Sus causas inmediatas hay que buscarlas en la guerra franco-prusiana que terminó con la derrota francesa. Así, el levantamiento obrero de París se produjo justamente cuando los ejércitos alemanes se encontraban a las puertas de la capital.
La revolución, que comenzó el 18 de marzo de 1871, tuvo un signo anarquista y socialista, y en ella jugaron un papel de cierta importancia representantes de la Primera Internacional.
El 18 de marzo estalló la insurrección: la Guardia Nacional y los obreros se apoderaron de la capital, provocando la huida del Gobierno. Inmediatamente y por sufragio universal fue elegido un Consejo General de la Comuna de París, al que se confirió poder legislativo y ejecutivo. De él formaron parte obreros revolucionarios y burgueses de ideas radicales.
A pesar de que la revolución de París causó verdadero espanto en los Gobiernos burgueses de Europa, sus días estaban contados, ya que no consiguió extenderse al resto de las ciudades francesas.
Aprovechando este aislamiento, el Gobierno francés lanzó un ejército de 100 mil hombres contra la capital.
La lucha fue sin cuartel. Los comuneros, desesperados, incendiaron varios grandes edificios y fusilaron a los rehenes que tenían en su poder, entre ellos el arzobispo de París.
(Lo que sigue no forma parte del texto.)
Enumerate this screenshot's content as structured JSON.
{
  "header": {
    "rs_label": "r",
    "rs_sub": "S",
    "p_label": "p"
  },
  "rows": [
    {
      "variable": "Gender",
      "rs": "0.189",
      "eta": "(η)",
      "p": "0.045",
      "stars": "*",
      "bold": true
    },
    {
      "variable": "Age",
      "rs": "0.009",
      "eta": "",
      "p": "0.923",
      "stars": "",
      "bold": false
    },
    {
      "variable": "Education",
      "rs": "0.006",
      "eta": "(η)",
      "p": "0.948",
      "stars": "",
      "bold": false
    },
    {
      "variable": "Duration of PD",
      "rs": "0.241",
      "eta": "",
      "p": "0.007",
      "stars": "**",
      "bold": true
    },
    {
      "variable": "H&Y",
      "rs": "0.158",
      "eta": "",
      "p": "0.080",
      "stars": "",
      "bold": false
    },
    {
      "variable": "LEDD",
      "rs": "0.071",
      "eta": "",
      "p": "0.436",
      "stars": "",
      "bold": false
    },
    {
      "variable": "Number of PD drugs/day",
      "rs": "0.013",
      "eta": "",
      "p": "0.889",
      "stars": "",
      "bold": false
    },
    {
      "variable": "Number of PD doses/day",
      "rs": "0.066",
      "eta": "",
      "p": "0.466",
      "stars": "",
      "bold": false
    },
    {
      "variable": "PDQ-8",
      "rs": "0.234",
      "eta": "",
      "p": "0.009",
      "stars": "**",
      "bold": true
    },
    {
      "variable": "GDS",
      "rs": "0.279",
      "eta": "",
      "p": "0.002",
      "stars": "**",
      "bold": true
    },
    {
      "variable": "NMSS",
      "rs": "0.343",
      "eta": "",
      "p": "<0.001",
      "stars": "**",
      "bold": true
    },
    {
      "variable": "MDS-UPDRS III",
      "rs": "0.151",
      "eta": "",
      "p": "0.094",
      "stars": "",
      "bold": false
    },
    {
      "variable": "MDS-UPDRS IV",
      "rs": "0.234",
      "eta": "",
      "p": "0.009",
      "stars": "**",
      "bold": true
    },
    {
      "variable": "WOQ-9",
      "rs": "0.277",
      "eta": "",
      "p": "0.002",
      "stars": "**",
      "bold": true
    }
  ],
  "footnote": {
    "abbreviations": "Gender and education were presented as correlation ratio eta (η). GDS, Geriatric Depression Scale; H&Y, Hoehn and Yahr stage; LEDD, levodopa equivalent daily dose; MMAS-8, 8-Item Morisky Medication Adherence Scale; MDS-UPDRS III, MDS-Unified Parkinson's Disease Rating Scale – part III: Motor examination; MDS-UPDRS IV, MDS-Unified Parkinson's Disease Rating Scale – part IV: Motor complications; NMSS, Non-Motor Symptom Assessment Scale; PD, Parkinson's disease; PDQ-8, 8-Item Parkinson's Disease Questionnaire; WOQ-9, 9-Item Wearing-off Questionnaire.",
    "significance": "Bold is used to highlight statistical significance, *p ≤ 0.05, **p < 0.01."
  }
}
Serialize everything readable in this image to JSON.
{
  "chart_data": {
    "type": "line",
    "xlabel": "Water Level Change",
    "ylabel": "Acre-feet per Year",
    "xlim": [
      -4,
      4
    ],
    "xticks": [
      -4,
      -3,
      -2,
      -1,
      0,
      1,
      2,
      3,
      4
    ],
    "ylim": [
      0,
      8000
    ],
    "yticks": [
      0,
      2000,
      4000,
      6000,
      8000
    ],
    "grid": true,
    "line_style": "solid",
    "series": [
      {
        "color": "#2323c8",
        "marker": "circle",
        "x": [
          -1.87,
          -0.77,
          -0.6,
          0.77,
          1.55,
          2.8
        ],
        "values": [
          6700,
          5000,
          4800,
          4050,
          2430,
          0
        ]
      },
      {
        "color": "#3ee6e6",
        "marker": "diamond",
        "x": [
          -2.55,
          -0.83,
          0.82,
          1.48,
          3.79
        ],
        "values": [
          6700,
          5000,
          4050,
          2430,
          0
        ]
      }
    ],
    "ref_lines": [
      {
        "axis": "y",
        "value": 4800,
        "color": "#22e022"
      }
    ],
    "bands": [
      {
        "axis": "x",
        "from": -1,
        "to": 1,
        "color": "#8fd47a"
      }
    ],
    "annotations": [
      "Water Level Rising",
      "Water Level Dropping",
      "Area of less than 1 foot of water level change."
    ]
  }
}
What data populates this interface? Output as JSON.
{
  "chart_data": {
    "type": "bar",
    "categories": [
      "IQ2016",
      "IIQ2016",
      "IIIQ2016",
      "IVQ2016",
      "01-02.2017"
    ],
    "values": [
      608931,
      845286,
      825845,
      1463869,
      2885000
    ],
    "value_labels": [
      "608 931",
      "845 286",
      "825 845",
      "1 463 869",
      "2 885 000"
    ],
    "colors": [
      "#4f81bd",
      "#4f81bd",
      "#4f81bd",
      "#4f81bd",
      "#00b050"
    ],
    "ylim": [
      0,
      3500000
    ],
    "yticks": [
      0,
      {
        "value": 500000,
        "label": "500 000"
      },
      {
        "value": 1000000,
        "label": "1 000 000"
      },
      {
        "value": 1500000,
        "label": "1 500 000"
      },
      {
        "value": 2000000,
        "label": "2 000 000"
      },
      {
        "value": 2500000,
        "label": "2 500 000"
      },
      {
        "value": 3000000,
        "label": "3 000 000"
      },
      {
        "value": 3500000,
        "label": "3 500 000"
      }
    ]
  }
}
Por su parte, las tropas regulares, una vez ocupada la ciudad después de siete días de combate, se dedicaron a una durísima represión: fueron fusilados en el acto alrededor de 20 mil hombres y, más tarde, los tribunales continuaron con su labor represiva.
La experiencia de gobierno obrero duró apenas 71 días: del 18 de marzo al 28 de mayo de 1871. Por eso, más que una revolución, el episodio de la Comuna debiera ser considerado como un intento fallido. La sociedad burguesa era todavía joven y fuerte y no estaba dispuesta a ceder su sitio al proletariado. Y éste había pretendido ir demasiado rápido.